Defective MRT trains sent back to China manufacturer
26 China-made MRT trains found to be defective, sent back to manufacturer for repairs
Several China-made MRT trains have been found to be defective and are being shipped back to their manufacturer.
In a statement to the media yesterday, Mr Lee Ling Wee, the managing director of SMRT Trains, said cracks were found in 26 trains that were delivered in 2013.
"Our engineers discovered that 26 of the 35 trains delivered by the manufacturer had cracks in the structure connecting the car body and the bogie," he said.
A bogie refers to the structure underneath a train to which axles and wheels are attached.
Mr Lee said that all 26 defective trains are still under warranty and will be repaired by the manufacturer by 2023.
The defects were brought to light after online news portal FactWire reported yesterday that several train cars were seen being transported from SMRT's Bishan Depot to Jurong Port, and were believed to have been shipped to Qingdao, China, last month.
The report also alleged that these defects could have a serious impact.
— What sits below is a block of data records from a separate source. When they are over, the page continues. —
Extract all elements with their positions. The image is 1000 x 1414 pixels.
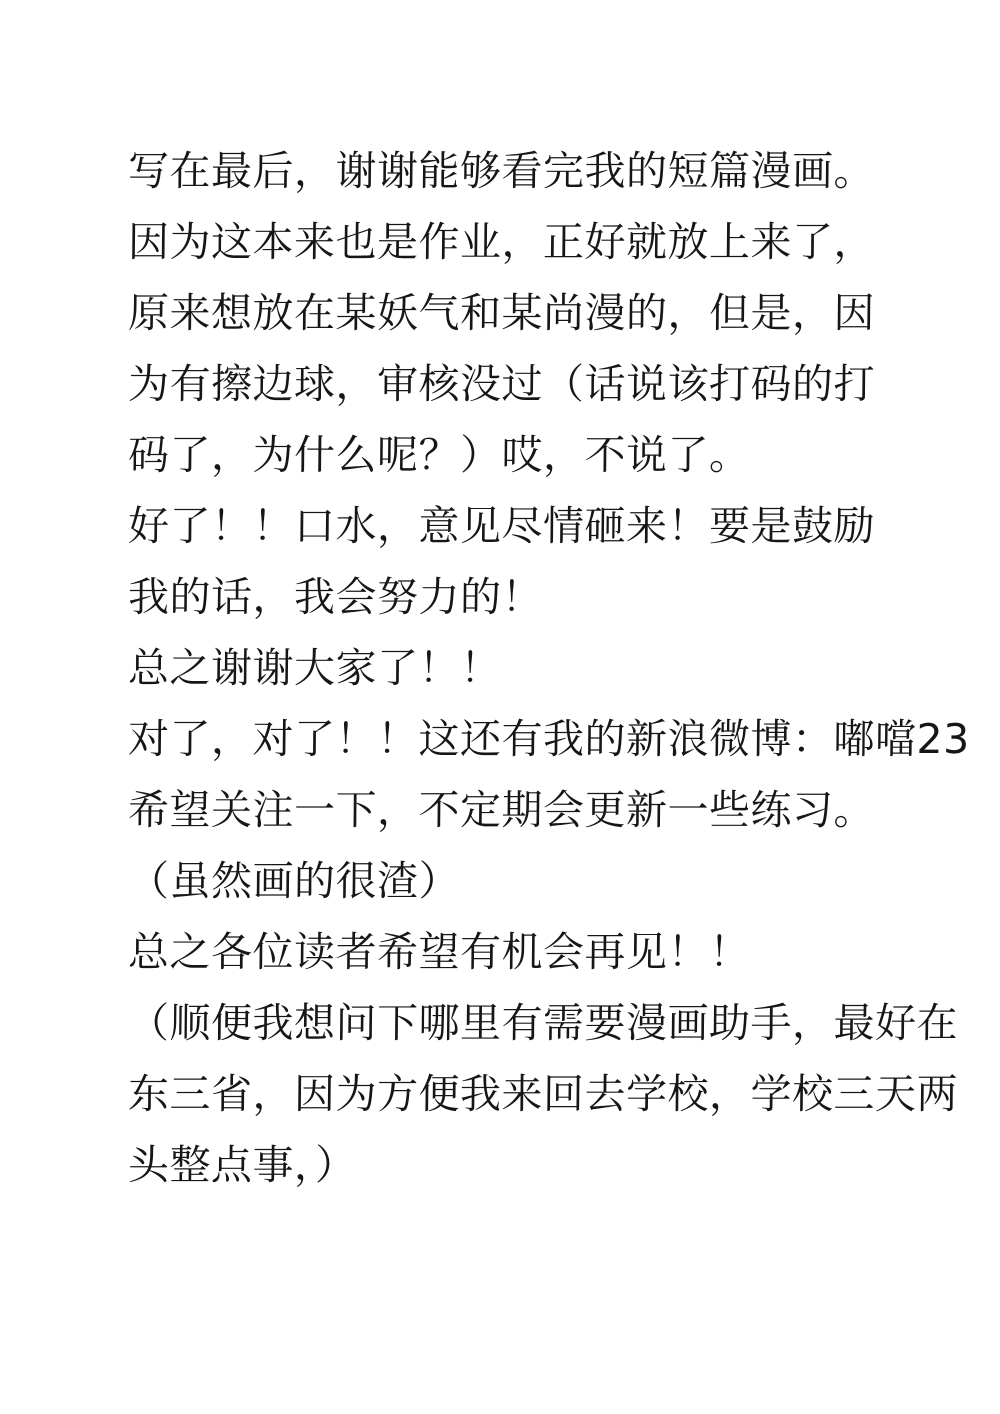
- afterword-line: 写在最后，谢谢能够看完我的短篇漫画。: [128, 136, 961, 207]
- afterword-line: 码了，为什么呢？）哎，不说了。: [128, 420, 961, 491]
- afterword-line: （虽然画的很渣）: [128, 846, 961, 917]
- afterword-line: 东三省，因为方便我来回去学校，学校三天两: [128, 1059, 961, 1130]
- afterword-line: （顺便我想问下哪里有需要漫画助手，最好在: [128, 988, 961, 1059]
- afterword-line-weibo: 对了，对了！！这还有我的新浪微博：嘟噹23: [128, 704, 961, 775]
- afterword-line: 头整点事，）: [128, 1130, 961, 1201]
- afterword-line: 为有擦边球，审核没过（话说该打码的打: [128, 349, 961, 420]
- afterword-line: 我的话，我会努力的！: [128, 562, 961, 633]
- afterword-text-block: 写在最后，谢谢能够看完我的短篇漫画。 因为这本来也是作业，正好就放上来了， 原来…: [128, 136, 960, 1201]
- afterword-line: 总之各位读者希望有机会再见！！: [128, 917, 961, 988]
- afterword-line: 总之谢谢大家了！！: [128, 633, 961, 704]
- afterword-line: 原来想放在某妖气和某尚漫的，但是，因: [128, 278, 961, 349]
- afterword-line: 希望关注一下，不定期会更新一些练习。: [128, 775, 961, 846]
- afterword-page: 写在最后，谢谢能够看完我的短篇漫画。 因为这本来也是作业，正好就放上来了， 原来…: [0, 0, 1000, 1414]
- afterword-line: 好了！！口水，意见尽情砸来！要是鼓励: [128, 491, 961, 562]
- afterword-line: 因为这本来也是作业，正好就放上来了，: [128, 207, 961, 278]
FactWire quoted former Kowloon-Canton Railway Corporation acting chief executive officer Samuel Lai, who was reported as saying that train components usually cracked due to age.
He told FactWire: "It is very unusual for cracks to appear in new components, and you don't know how much pressure it can withstand after that, because running puts a lot of pressure on the train's car body."
A spokesman for the Land Transport Authority (LTA) said it had been working closely with train manufacturer, Kawasaki Heavy Industries and CSR Sifang, on the defects.
The defects, said the spokesman, "are not safety-critical" and "do not affect the train's systems or performance".
Kawasaki Heavy Industries is a Japanese company that oversees the design of the trains, while CSR Sifang is a Chinese company that manufactures and tests them. The two formed a consortium and have won multiple contracts from SMRT, supplying other batches of trains.
In May last year, a report in The Straits Times noted that a batch of 45 new trains from the consortium were being delivered for use on the North-South and East-West lines.
Both SMRT and LTA said that trains in Singapore are extensively tested before being put into service.
"To ensure that the trains are safe for passenger service at all times, we have been monitoring the defects closely," said Mr Lee.
"A monthly safety assessment is also conducted by the LTA and manufacturer before the train is put into service."
It is not known if any of the defective trains were previously used in service before the defects were detected.
The LTA spokesman said: "Every train also undergoes a comprehensive regime of static and dynamic testing as well as interface testing to ensure its structural and operational integrity.
"After the testing is completed, the trains are delivered to Singapore for further testing before they are placed for passenger service."